Immunosuppression in Liver Transplant Recipients in the Setting of Sepsis

Abstract

Management of immunosuppression (IS) in liver transplant recipients in the setting of sepsis is an open stage for debate. The age-long practice of reduction or complete cessation of IS during sepsis has been followed by most centres across the world, although, their exact strategies are highly heterogeneous. On the other hand, the emergence of striking new evidence suggesting that there is, in fact, decreased mortality with the continuation of IS in sepsis, has raised doubts about our previously conceived intuitive notion that IS portends increased risk in sepsis. The theory postulated is that IS agents, perhaps reverse the state of dysregulated immune response in sepsis to that of an iatrogenically modulated immune response, thus dimming the inflammatory cascade and preventing its deleterious effects. Of note, none of these studies reported exaggerated rejection-related complications. These contrasting outlooks have made it rather onerous to formulate an evidence-based recommendation for liver transplant recipients afflicted with sepsis. Inclusion of transplanted patients in randomised controlled trials of sepsis-related interventions seems to be the need of the hour.

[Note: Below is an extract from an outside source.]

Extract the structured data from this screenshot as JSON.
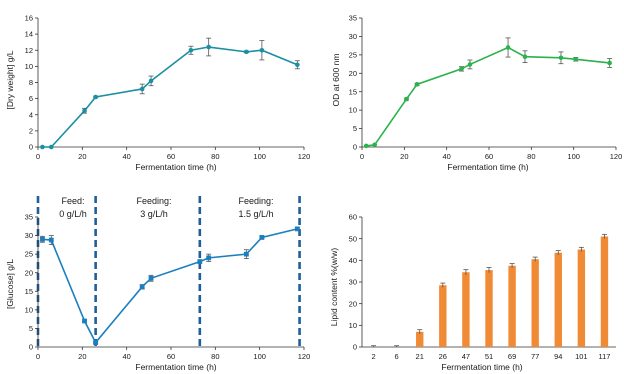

Keywords: cytokine storm; immune dysregulation; immunomodulation; immunosuppression in liver transplant; immunosuppression in sepsis.

Figure 1

Usual response to sepsis. Typically, following sepsis, a hyper-inflammatory response characterized by fever, tachycardia and hypotension occurs. This may be due to exogenous bacteria/virus/fungi releasing PAMPs or trauma, ischaemia reperfusion releasing DAMPs. PAMPs and DAMPs are recognised by PRRs like TLR which leads to pro-inflammatory cytokine release. This phase is aided by innate immune cells like neutrophils and macrophages causing phagocytosis. All these elements additionally have a down-regulatory signalling pathway as well. This is particularly seen during the controlled apoptosis of neutrophils and macrophages. Simplistically, the ‘on’ switch begins the pro-inflammatory phase while the ‘off’ switch shuts it down. IS perhaps modulate both these phases, particularly the anti-inflammatory phase. Abbreviations: DAMPS, damage associated molecular patterns; IS, immunosuppressants; PAMPs, pathogen associated molecular patterns; PRR, patterns recognition receptors; TLR, toll like receptors.

Figure 2

Hyper-inflammatory state leading to cytokine storm. In this state, the anti-inflammatory phase does not occur at all. Instead of controlled apoptosis of the innate cells there is uncontrolled apoptosis and necrosis of neutrophils and macrophages thus releasing ROS and RNS, resulting in multi-organ failure and death. Whether immunosuppressant drugs ameliorate this response and leads to better survival needs further scientific rigor. Abbreviations: ROS, reactive oxygen species; RNS, reactive nitrogen species.